I have already wrote a piece about generating Fibonacci series in **BASH**, here in my blog. But today I am gonna do some practice stuff with **Python**.

We all I guess know about **Fibonacci**. It is connected to nature through the golden ratio and the spirals. It is a very interesting series to learn or research deeply. However, I came to know that there is a day declared as “**Fibonacci Day**” which is every 23rd, November. But why?

Because, **-11-23** is a part of the Fibonacci series. How? The algorithm is –

F0 = 0 F1 = 1 F2 = F1 + F0 = 1 F3 = F2 + F1 = 2 ... F(n) = F(n-1) + F(n-2)

In other words, each element is the sum of the two previous elements.

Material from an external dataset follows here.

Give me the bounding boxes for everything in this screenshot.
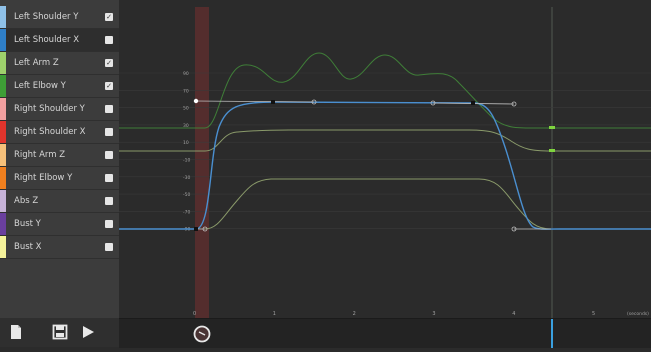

Here are the first few values of the series:

0, 1, 1, 2, 3, 5, 8, 13, 21...

So, 2nd, 3rd, 4th and 5th number of the series is 1123 or it written as 23rd, November.

However, to get the n-th number of the series, we can use recursion.

def fibonacci(n): if n == 0: x = 0 elif n == 1: x = 1 else: x = fibonacci(n-1) + fibonacci(n-2) return x

It does work ok up to 35th number +/- in my 7th Gen Intel Core i5 Laptop. But in 40th number, it took almost 41 seconds !

It should shock anyone. How did I calculate?

import time start_time = time.time() print(fibonacci(40)) end_time = time.time() print("Time required: ", end_time-start_time)

This is odd. Recursion has some limitations in Python. Recursive calls are limited to a depth of 1000.

We are calling Fibonacci function multiple times and with the same argument. But each time we are calculating the value all over again. We know that Fibonacci function has no side effects as every time we call it with a particular value, we will always get the same result.

So, We need is some way to remember all the times it has been called before, store the result, and only calculate it if it is called with a value that has never been seen before.

In this case, We can use lru_cache.

from functools import lru_cache @lru_cache(maxsize=2) def fibonacci(n): if n == 0: x = 0 elif n == 1: x = 1 else: x = fibonacci(n-1) + fibonacci(n-2) return x import time start_time = time.time() print(fibonacci(40)) end_time = time.time() print("Time required: ", end_time-start_time)

Now using **lru_cache**, 40th number comes within 0.29+/- seconds.

Here, “maxsize” is used 2, which means, to remember last 2 it has calculated. If you change it to 1, it will not work as it was working. In my case, it took more than double time: 87.25252437591553 seconds. Which seems to create overhead instead of giving any benefit.